View Single Post
  #282   Report Post  
Posted to rec.crafts.metalworking,misc.consumers.frugal-living,sci.electronics.repair,alt.home.repair,misc.consumers.house
Too_Many_Tools Too_Many_Tools is offline
external usenet poster
 
Posts: 3,380
Default Planned Obselescence....A Good Thing?

"The environment is completely irrelevant. Discarded electronic
devices are a trivial part of the total waste and manufacturing
stream and the environmental downsides are back in china
with the manufacturing anyway. "

Wrong...it is one of the worst.

As I said, the industry will need to deal with it.

TMT

Rod Speed wrote:
b wrote
Rod Speed wrote


Electronic CRT chassis are so flimsy that if you take
the chassis out the plastic wont support the CRT.


Doesnt need to, the CRT is the guts of the system everything is attached to.


....You haven't repaired many of the later CRT sets then have you?


Guess who has just got egg all over its face, as always ?

So progress is both good and bad.


Not much bad with electronics.


Rubbish.


Nope.

Take a look at a repair shop dealing with any mass produced,
mid- to low- priced electronic item (which seem to make up the
bulk of sales) and you'll typically see : electrolytics failed in TVs


Nothing to do with what was being discussed, PROGRESS.

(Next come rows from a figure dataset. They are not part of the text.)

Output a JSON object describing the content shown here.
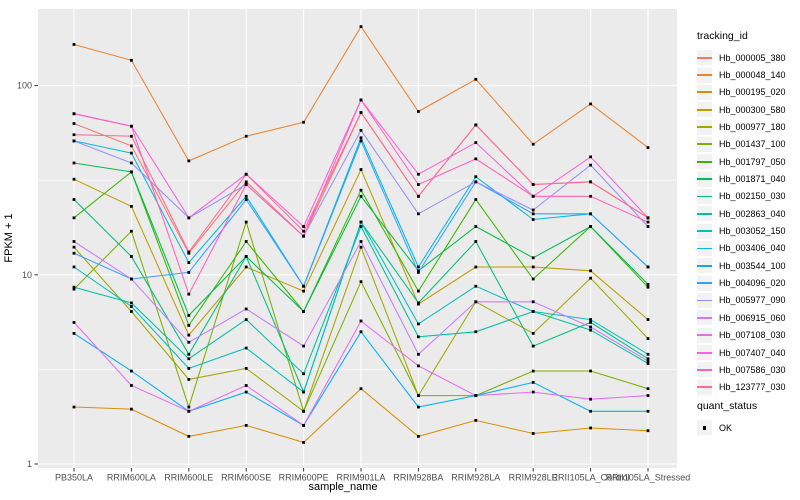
{
  "figure": {
    "panel_background": "#EBEBEB",
    "grid_color": "#FFFFFF",
    "tick_label_color": "#4D4D4D",
    "axis_title_color": "#000000",
    "point_color": "#000000"
  },
  "chart_data": {
    "type": "line",
    "title": "",
    "xlabel": "sample_name",
    "ylabel": "FPKM + 1",
    "y_scale": "log10",
    "y_ticks": [
      1,
      10,
      100
    ],
    "y_minor_ticks": [
      3.162,
      31.62
    ],
    "ylim": [
      1,
      250
    ],
    "grid": true,
    "legend_position": "right",
    "categories": [
      "PB350LA",
      "RRIM600LA",
      "RRIM600LE",
      "RRIM600SE",
      "RRIM600PE",
      "RRIM901LA",
      "RRIM928BA",
      "RRIM928LA",
      "RRIM928LE",
      "RRII105LA_Control",
      "RRII105LA_Stressed"
    ],
    "series": [
      {
        "name": "Hb_000005_380",
        "color": "#F8766D",
        "values": [
          63,
          48,
          13,
          31,
          16,
          72,
          26,
          62,
          30,
          31,
          20
        ]
      },
      {
        "name": "Hb_000048_140",
        "color": "#EA8331",
        "values": [
          165,
          136,
          40,
          54,
          64,
          205,
          73,
          108,
          49,
          80,
          47
        ]
      },
      {
        "name": "Hb_000195_020",
        "color": "#D89000",
        "values": [
          2.0,
          1.95,
          1.4,
          1.6,
          1.3,
          2.5,
          1.4,
          1.7,
          1.45,
          1.55,
          1.5
        ]
      },
      {
        "name": "Hb_000300_580",
        "color": "#C09B00",
        "values": [
          32,
          23,
          4.8,
          11,
          8.2,
          36,
          7.0,
          11,
          11,
          10.5,
          5.8
        ]
      },
      {
        "name": "Hb_000977_180",
        "color": "#A3A500",
        "values": [
          14,
          6.4,
          2.8,
          3.2,
          1.9,
          14,
          2.3,
          7.2,
          4.9,
          9.6,
          4.6
        ]
      },
      {
        "name": "Hb_001437_100",
        "color": "#7CAE00",
        "values": [
          8.4,
          17,
          2.0,
          19,
          1.9,
          9.2,
          2.3,
          2.3,
          3.1,
          3.1,
          2.5
        ]
      },
      {
        "name": "Hb_001797_050",
        "color": "#39B600",
        "values": [
          20,
          35,
          5.4,
          15,
          6.4,
          28,
          8.2,
          25,
          9.5,
          18,
          8.6
        ]
      },
      {
        "name": "Hb_001871_040",
        "color": "#00BB4E",
        "values": [
          39,
          35,
          6.1,
          12.5,
          6.4,
          26,
          10.5,
          18,
          12.3,
          18,
          8.9
        ]
      },
      {
        "name": "Hb_002150_030",
        "color": "#00BF7D",
        "values": [
          25,
          12.5,
          3.8,
          12.5,
          2.4,
          19,
          7.1,
          15,
          4.2,
          5.6,
          3.6
        ]
      },
      {
        "name": "Hb_002863_040",
        "color": "#00C1A3",
        "values": [
          8.6,
          7.1,
          3.6,
          5.8,
          3.0,
          18,
          4.7,
          5.0,
          6.4,
          5.1,
          3.4
        ]
      },
      {
        "name": "Hb_003052_150",
        "color": "#00BFC4",
        "values": [
          11,
          6.8,
          3.2,
          4.1,
          2.4,
          19,
          5.5,
          8.7,
          6.4,
          5.8,
          3.8
        ]
      },
      {
        "name": "Hb_003406_040",
        "color": "#00BAE0",
        "values": [
          51,
          44,
          11.6,
          26,
          8.7,
          53,
          11,
          33,
          19.6,
          21,
          11
        ]
      },
      {
        "name": "Hb_003544_100",
        "color": "#00B0F6",
        "values": [
          4.9,
          3.1,
          1.9,
          2.4,
          1.6,
          5.0,
          2.0,
          2.3,
          2.7,
          1.9,
          1.9
        ]
      },
      {
        "name": "Hb_004096_020",
        "color": "#35A2FF",
        "values": [
          13,
          9.5,
          10.3,
          25,
          8.7,
          51,
          10.3,
          31,
          21,
          21,
          11
        ]
      },
      {
        "name": "Hb_005977_090",
        "color": "#9590FF",
        "values": [
          51,
          39,
          20,
          30,
          16,
          58,
          21,
          31,
          22,
          38,
          18
        ]
      },
      {
        "name": "Hb_006915_060",
        "color": "#C77CFF",
        "values": [
          15,
          9.5,
          4.4,
          6.6,
          4.2,
          15,
          3.8,
          7.2,
          7.2,
          5.3,
          3.5
        ]
      },
      {
        "name": "Hb_007108_030",
        "color": "#E76BF3",
        "values": [
          5.6,
          2.6,
          1.9,
          2.6,
          1.6,
          5.7,
          3.3,
          2.3,
          2.4,
          2.2,
          2.3
        ]
      },
      {
        "name": "Hb_007407_040",
        "color": "#FA62DB",
        "values": [
          71,
          61,
          20,
          34,
          18,
          84,
          34,
          50,
          26,
          42,
          20
        ]
      },
      {
        "name": "Hb_007586_030",
        "color": "#FF62BC",
        "values": [
          71,
          61,
          7.9,
          30,
          16,
          84,
          30,
          41,
          26,
          26,
          19
        ]
      },
      {
        "name": "Hb_123777_030",
        "color": "#FF6A98",
        "values": [
          55,
          54,
          13.2,
          34,
          17,
          72,
          26,
          62,
          30,
          31,
          20
        ]
      }
    ],
    "legend": {
      "color_title": "tracking_id",
      "shape_title": "quant_status",
      "shape_items": [
        {
          "label": "OK"
        }
      ]
    }
  }
}
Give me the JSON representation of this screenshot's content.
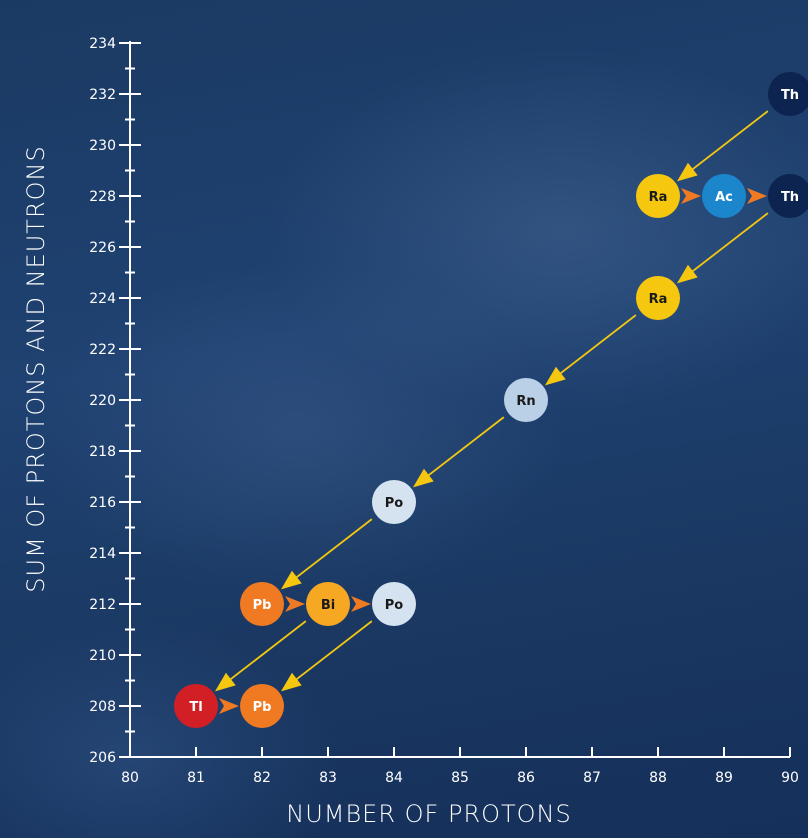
{
  "chart_data": {
    "type": "scatter",
    "title": "",
    "xlabel": "NUMBER OF PROTONS",
    "ylabel": "SUM OF PROTONS AND NEUTRONS",
    "xlim": [
      80,
      90
    ],
    "ylim": [
      206,
      234
    ],
    "x_ticks": [
      80,
      81,
      82,
      83,
      84,
      85,
      86,
      87,
      88,
      89,
      90
    ],
    "y_ticks": [
      206,
      208,
      210,
      212,
      214,
      216,
      218,
      220,
      222,
      224,
      226,
      228,
      230,
      232,
      234
    ],
    "grid": false,
    "points": [
      {
        "label": "Th",
        "x": 90,
        "y": 232,
        "color": "#0d2350",
        "text_color": "#ffffff"
      },
      {
        "label": "Ra",
        "x": 88,
        "y": 228,
        "color": "#f5c80f",
        "text_color": "#1a1a1a"
      },
      {
        "label": "Ac",
        "x": 89,
        "y": 228,
        "color": "#1c86cc",
        "text_color": "#ffffff"
      },
      {
        "label": "Th",
        "x": 90,
        "y": 228,
        "color": "#0d2350",
        "text_color": "#ffffff"
      },
      {
        "label": "Ra",
        "x": 88,
        "y": 224,
        "color": "#f5c80f",
        "text_color": "#1a1a1a"
      },
      {
        "label": "Rn",
        "x": 86,
        "y": 220,
        "color": "#b9d0e6",
        "text_color": "#1a1a1a"
      },
      {
        "label": "Po",
        "x": 84,
        "y": 216,
        "color": "#d5e3f0",
        "text_color": "#1a1a1a"
      },
      {
        "label": "Pb",
        "x": 82,
        "y": 212,
        "color": "#f07a22",
        "text_color": "#ffffff"
      },
      {
        "label": "Bi",
        "x": 83,
        "y": 212,
        "color": "#f7a823",
        "text_color": "#1a1a1a"
      },
      {
        "label": "Po",
        "x": 84,
        "y": 212,
        "color": "#d5e3f0",
        "text_color": "#1a1a1a"
      },
      {
        "label": "Tl",
        "x": 81,
        "y": 208,
        "color": "#d21f26",
        "text_color": "#ffffff"
      },
      {
        "label": "Pb",
        "x": 82,
        "y": 208,
        "color": "#f07a22",
        "text_color": "#ffffff"
      }
    ],
    "alpha_decays": [
      {
        "from": [
          90,
          232
        ],
        "to": [
          88,
          228
        ]
      },
      {
        "from": [
          90,
          228
        ],
        "to": [
          88,
          224
        ]
      },
      {
        "from": [
          88,
          224
        ],
        "to": [
          86,
          220
        ]
      },
      {
        "from": [
          86,
          220
        ],
        "to": [
          84,
          216
        ]
      },
      {
        "from": [
          84,
          216
        ],
        "to": [
          82,
          212
        ]
      },
      {
        "from": [
          83,
          212
        ],
        "to": [
          81,
          208
        ]
      },
      {
        "from": [
          84,
          212
        ],
        "to": [
          82,
          208
        ]
      }
    ],
    "beta_decays": [
      {
        "from": [
          88,
          228
        ],
        "to": [
          89,
          228
        ]
      },
      {
        "from": [
          89,
          228
        ],
        "to": [
          90,
          228
        ]
      },
      {
        "from": [
          82,
          212
        ],
        "to": [
          83,
          212
        ]
      },
      {
        "from": [
          83,
          212
        ],
        "to": [
          84,
          212
        ]
      },
      {
        "from": [
          81,
          208
        ],
        "to": [
          82,
          208
        ]
      }
    ],
    "colors": {
      "alpha_arrow": "#f5c80f",
      "beta_arrow": "#f07a22",
      "axis": "#ffffff"
    }
  }
}
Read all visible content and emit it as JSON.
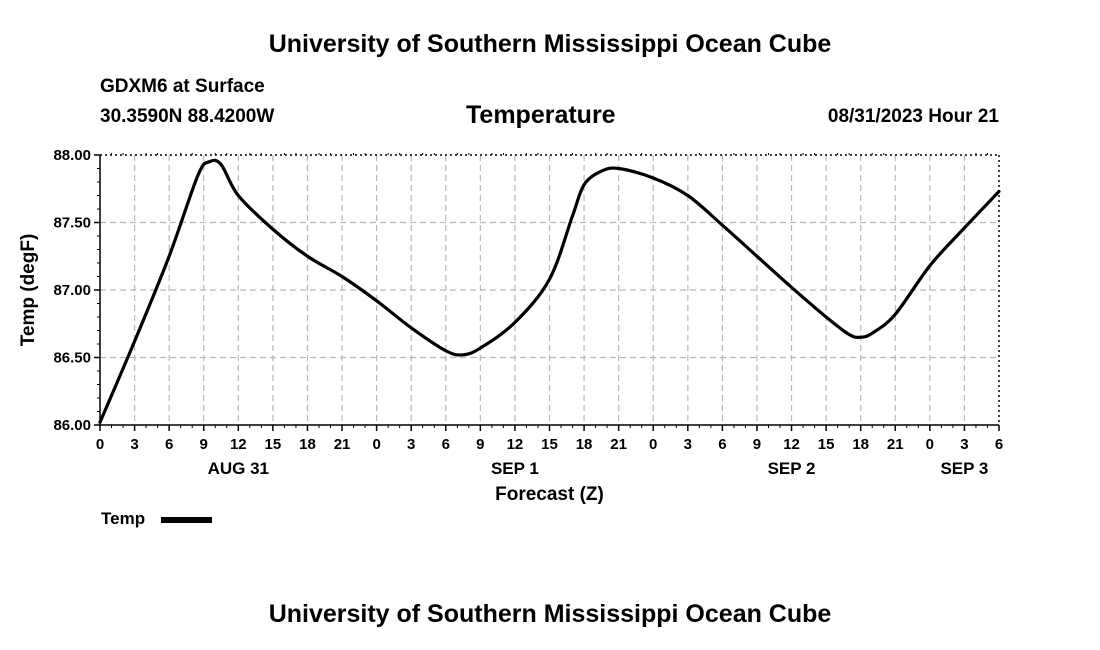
{
  "header": {
    "title": "University of Southern Mississippi Ocean Cube",
    "station": "GDXM6 at Surface",
    "location": "30.3590N  88.4200W",
    "datetime": "08/31/2023 Hour 21"
  },
  "footer": {
    "title": "University of Southern Mississippi Ocean Cube"
  },
  "chart_data": {
    "type": "line",
    "title": "Temperature",
    "xlabel": "Forecast (Z)",
    "ylabel": "Temp (degF)",
    "ylim": [
      86.0,
      88.0
    ],
    "yticks": [
      "86.00",
      "86.50",
      "87.00",
      "87.50",
      "88.00"
    ],
    "xlim_hours": [
      0,
      78
    ],
    "xtick_labels": [
      "0",
      "3",
      "6",
      "9",
      "12",
      "15",
      "18",
      "21",
      "0",
      "3",
      "6",
      "9",
      "12",
      "15",
      "18",
      "21",
      "0",
      "3",
      "6",
      "9",
      "12",
      "15",
      "18",
      "21",
      "0",
      "3",
      "6"
    ],
    "date_labels": [
      {
        "hour": 12,
        "label": "AUG 31"
      },
      {
        "hour": 36,
        "label": "SEP 1"
      },
      {
        "hour": 60,
        "label": "SEP 2"
      },
      {
        "hour": 75,
        "label": "SEP 3"
      }
    ],
    "grid": true,
    "legend": {
      "position": "bottom-left",
      "label": "Temp"
    },
    "series": [
      {
        "name": "Temp",
        "color": "#000000",
        "x_hours": [
          0,
          3,
          6,
          8.5,
          9.5,
          10.5,
          12,
          15,
          18,
          21,
          24,
          27,
          30,
          31.5,
          33,
          36,
          39,
          41,
          42,
          43.5,
          45,
          48,
          51,
          54,
          57,
          60,
          63,
          65,
          66,
          67,
          69,
          72,
          75,
          78
        ],
        "values": [
          86.02,
          86.62,
          87.25,
          87.85,
          87.95,
          87.93,
          87.7,
          87.45,
          87.25,
          87.1,
          86.92,
          86.72,
          86.55,
          86.52,
          86.57,
          86.76,
          87.08,
          87.55,
          87.78,
          87.88,
          87.9,
          87.83,
          87.7,
          87.48,
          87.25,
          87.02,
          86.8,
          86.67,
          86.65,
          86.68,
          86.82,
          87.18,
          87.46,
          87.73
        ]
      }
    ]
  }
}
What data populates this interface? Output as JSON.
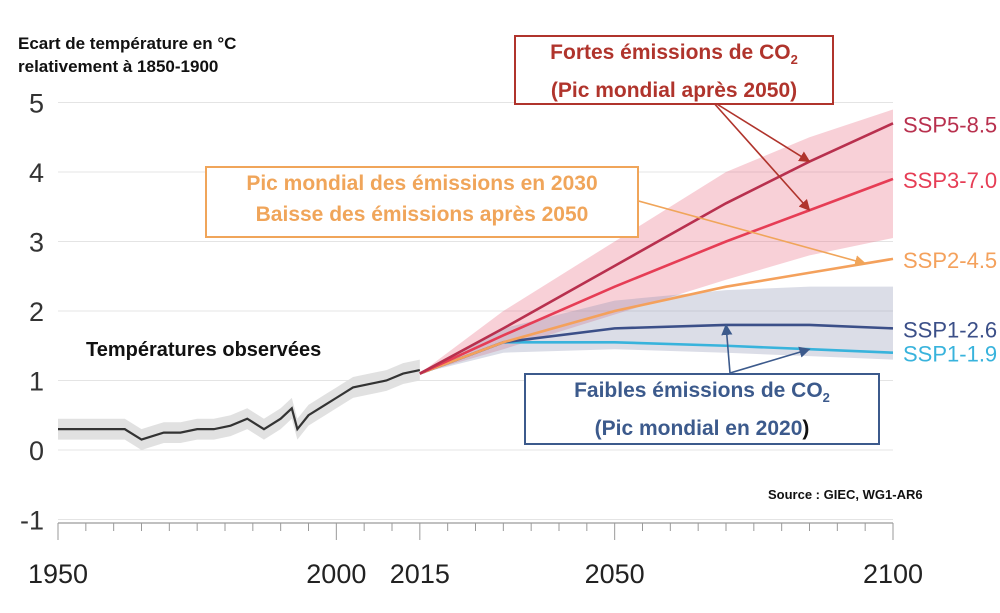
{
  "chart_data": {
    "type": "line",
    "ylabel": [
      "Ecart de température en °C",
      "relativement à 1850-1900"
    ],
    "xlim": [
      1950,
      2100
    ],
    "ylim": [
      -1,
      5
    ],
    "x_ticks": [
      1950,
      2000,
      2015,
      2050,
      2100
    ],
    "y_ticks": [
      -1,
      0,
      1,
      2,
      3,
      4,
      5
    ],
    "grid": "horizontal",
    "observed": {
      "label": "Températures observées",
      "color": "#333333",
      "band_color": "#dedede",
      "x": [
        1950,
        1953,
        1956,
        1959,
        1962,
        1965,
        1967,
        1969,
        1972,
        1975,
        1978,
        1981,
        1984,
        1987,
        1990,
        1992,
        1993,
        1995,
        1998,
        2000,
        2003,
        2006,
        2009,
        2012,
        2015
      ],
      "y": [
        0.3,
        0.3,
        0.3,
        0.3,
        0.3,
        0.15,
        0.2,
        0.25,
        0.25,
        0.3,
        0.3,
        0.35,
        0.45,
        0.3,
        0.45,
        0.6,
        0.3,
        0.5,
        0.65,
        0.75,
        0.9,
        0.95,
        1.0,
        1.1,
        1.15
      ],
      "band": 0.15
    },
    "series": [
      {
        "name": "SSP5-8.5",
        "color": "#b8304e",
        "x": [
          2015,
          2030,
          2050,
          2070,
          2085,
          2100
        ],
        "y": [
          1.1,
          1.75,
          2.65,
          3.55,
          4.15,
          4.7
        ]
      },
      {
        "name": "SSP3-7.0",
        "color": "#e63d55",
        "x": [
          2015,
          2030,
          2050,
          2070,
          2085,
          2100
        ],
        "y": [
          1.1,
          1.65,
          2.35,
          3.0,
          3.45,
          3.9
        ]
      },
      {
        "name": "SSP2-4.5",
        "color": "#f4a15c",
        "x": [
          2015,
          2030,
          2050,
          2070,
          2085,
          2100
        ],
        "y": [
          1.1,
          1.55,
          2.0,
          2.35,
          2.55,
          2.75
        ]
      },
      {
        "name": "SSP1-2.6",
        "color": "#3b4f88",
        "x": [
          2015,
          2030,
          2050,
          2070,
          2085,
          2100
        ],
        "y": [
          1.1,
          1.55,
          1.75,
          1.8,
          1.8,
          1.75
        ]
      },
      {
        "name": "SSP1-1.9",
        "color": "#38b3dc",
        "x": [
          2015,
          2030,
          2050,
          2070,
          2085,
          2100
        ],
        "y": [
          1.1,
          1.55,
          1.55,
          1.5,
          1.45,
          1.4
        ]
      }
    ],
    "bands": [
      {
        "name": "high",
        "color": "#e8647a",
        "x": [
          2015,
          2030,
          2050,
          2070,
          2085,
          2100
        ],
        "lower": [
          1.1,
          1.45,
          1.95,
          2.45,
          2.8,
          3.05
        ],
        "upper": [
          1.1,
          2.0,
          3.0,
          4.0,
          4.5,
          4.9
        ]
      },
      {
        "name": "low",
        "color": "#8890b0",
        "x": [
          2015,
          2030,
          2050,
          2070,
          2085,
          2100
        ],
        "lower": [
          1.1,
          1.4,
          1.45,
          1.4,
          1.35,
          1.3
        ],
        "upper": [
          1.1,
          1.75,
          2.15,
          2.3,
          2.35,
          2.35
        ]
      }
    ],
    "annotations": {
      "high": {
        "line1": "Fortes émissions de CO",
        "line1_sub": "2",
        "line2": "(Pic mondial après 2050)",
        "color": "#b0342c"
      },
      "mid": {
        "line1": "Pic mondial des émissions en 2030",
        "line2": "Baisse des émissions après 2050",
        "color": "#f0a55a"
      },
      "low": {
        "line1": "Faibles émissions de CO",
        "line1_sub": "2",
        "line2a": "(Pic mondial en 2020",
        "line2b": ")",
        "color": "#3c5a8c"
      }
    },
    "source": "Source : GIEC, WG1-AR6"
  }
}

Failed electros have been around ever since they were invented.

and set top boxes/decoders due to proximity to heat,
(or just poor or poorly rated components),


**** all of those fail. No point in looking in repair shops, they only see the
failures. What matters is the percentage of failures. And that is very low.

PCs in spades.

transistors failing due to skimping on metal heat sinks,


You dont see much of that either.

vcrs with plastic parts breaking,


They always did.

mobile phones and mp3 players with defective jacks and buttons etc etc.


**** all of those too.

What we have are many more features than before. and at
cheaper price, and often in smaller machines so there is progress
in that sense, but build quality and longevity are WELL down,


Bull****.

coincidentally along with parts support


Because they dont fail much anymore.

and repairability,


Because they dont fail much anymore.

which means more failure,


No it doesnt. The lack of repairability often means increased reliability
most obviously with sealed plugpacks and moulded power cords.

more landfill material.


Thats mostly due to changed tastes like with CRT
monitors that work fine being replaced with LCDs etc.

As I mentioned earlier , I don't think it is planned
obsolescence, just a desire for increased sales and profits


Its actually a desire for competitive pricing which does sometimes
see the designer getting too carried away doing that.

(which any business aspires to) and a lack of regard for the environment,


The environment is completely irrelevant. Discarded electronic
devices are a trivial part of the total waste and manufacturing
stream and the environmental downsides are back in china
with the manufacturing anyway.

playing on the ignorance of consumers about the
REAL cost of all this replace not repair mentality.


There is no 'playing on', its the consumers who have decided that
with new stuff so cheap, it makes absolutely no sense whatever
to pay an expensive first world tech to repair something like a
VCR when a new one would cost less and have a full warranty.